Bu projesini hayata geçirmese bile, böyle bir düşünce içinde olduğu için Hadise’yi yürekten kutluyorum. Hadise’yi seviyordum. Bu yüzden ona karşı sevgim daha da arttı. Ancak Hadise’ye bir gerçeği de anımsatmakta yarar görüyorum.
Kendisi gibi menajerliğini yapan ablası Hülya da Belçika’da yaşadığı için Türkiye’deki işleyişi bilmiyor olabilir, bu da normaldir. Hadise’nin bağış okulu için para biriktirmesine gerek yok.
Bağış okulunda sistem şöyle çalışıyor.
Valilik ve Milli Eğitim, bağış okulu yapmak isteyene arsayı gösterip, projesini de veriyor. Okulu yaptırmak isteyen kişi ya da kuruluş, orası için harcadığı parayı devlete ödeyeceği vergiden düşüyor.

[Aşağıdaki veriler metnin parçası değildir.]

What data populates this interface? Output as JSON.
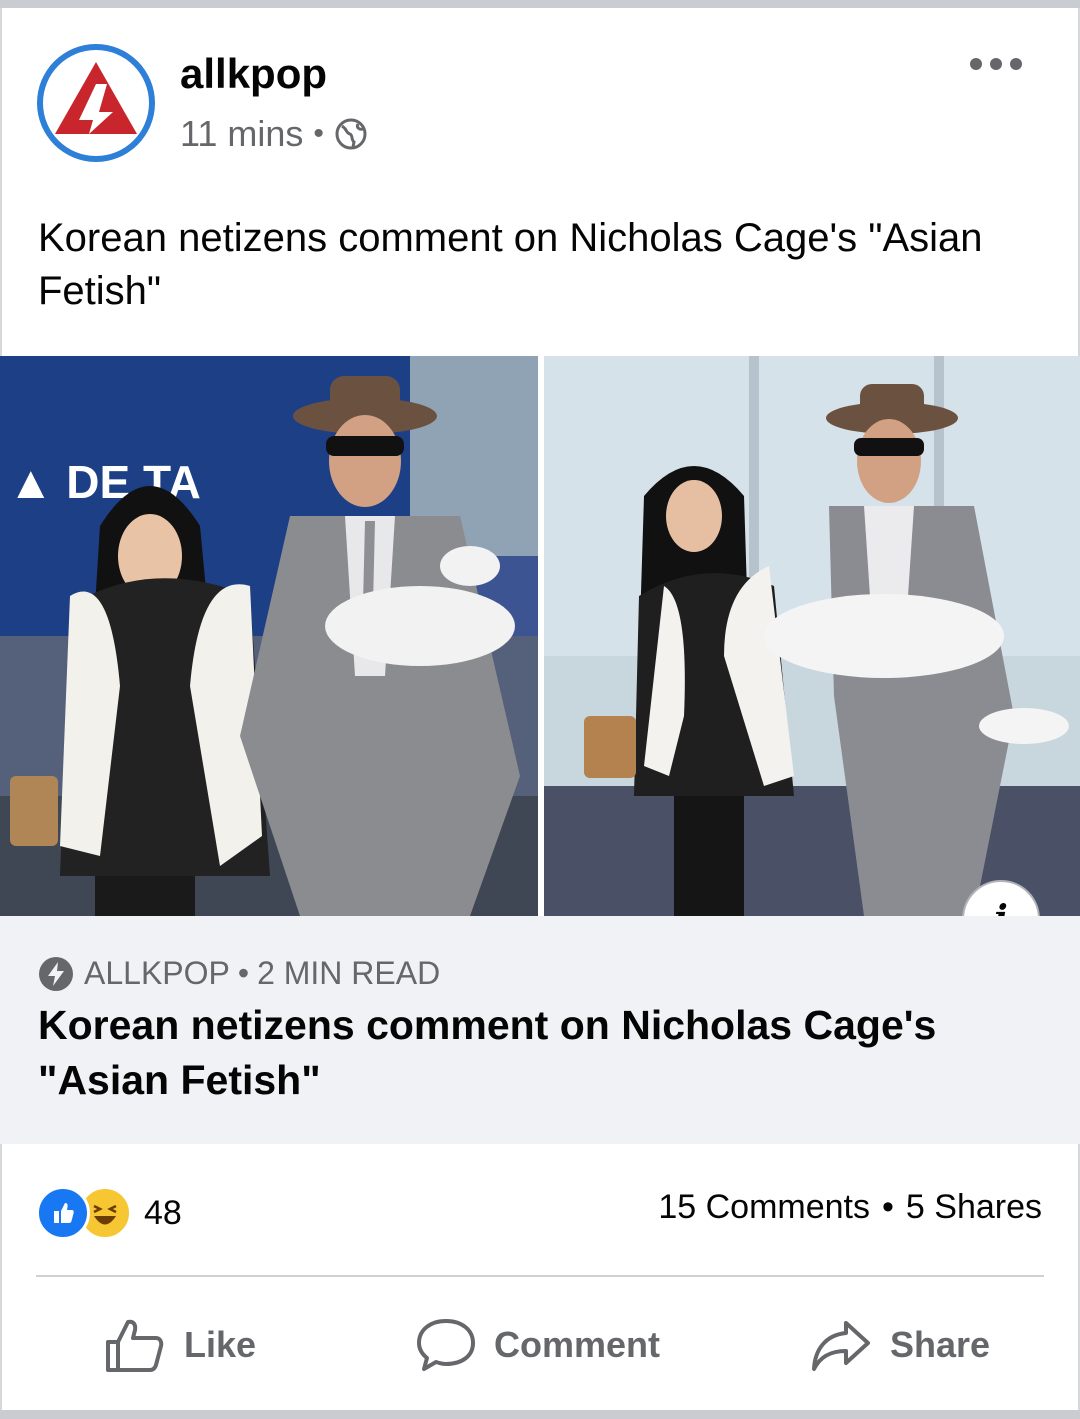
{
  "post": {
    "page_name": "allkpop",
    "time": "11 mins",
    "meta_separator": "•",
    "text": "Korean netizens comment on Nicholas Cage's \"Asian Fetish\""
  },
  "images": [
    {
      "alt": "photo-airport-left"
    },
    {
      "alt": "photo-airport-right"
    }
  ],
  "link_preview": {
    "source": "ALLKPOP",
    "separator": "•",
    "read_time": "2 MIN READ",
    "title": "Korean netizens comment on Nicholas Cage's \"Asian Fetish\"",
    "info_label": "i"
  },
  "engagement": {
    "reaction_count": "48",
    "comments": "15 Comments",
    "separator": "•",
    "shares": "5 Shares"
  },
  "actions": {
    "like": "Like",
    "comment": "Comment",
    "share": "Share"
  },
  "colors": {
    "accent": "#1877f2",
    "secondary_text": "#65676b",
    "link_box_bg": "#f0f2f5",
    "avatar_ring": "#2d7fd8",
    "avatar_logo": "#c8262c"
  },
  "icons": [
    "globe-icon",
    "more-icon",
    "bolt-icon",
    "info-icon",
    "like-reaction-icon",
    "haha-reaction-icon",
    "thumb-up-icon",
    "comment-icon",
    "share-icon"
  ]
}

Yani bağışçı, ödediği verginin nereye gittiğini görüyor.
O nedenle Hadise’nin bağış okulu için ayrıca para biriktirmesine gerek yok.
Balık yemek günah, ama İşkence mübah!
tv8’de “Ley-Lay-La” adlı bir program yapan Leyla Bilginel, Antalya Ekşili Köyü’nde, balık avlamış. Bilgili, günün sonunda tuttuğu balıkları denize bırakmış.
Hayvanlara, doğaya saygı bu mu yani?
Sevsinler senin çevreciliğini.
Hadi diyelim ki Leyla Bilginel, şov dünyasından biri.
Programı ilgi çeksin, haber olsun diye yapıyor bunu.
Yaban TV’de, Discovery’de koca koca adamlar da yapıyor aynısını.
Hangi balığın, hangi oltayla nasıl tutulacağını bir güzel anlatıyorlar.
Sonra da o yöntemle tuttukları balıkları, ağızları yara bere içinde suya bırakıyorlar.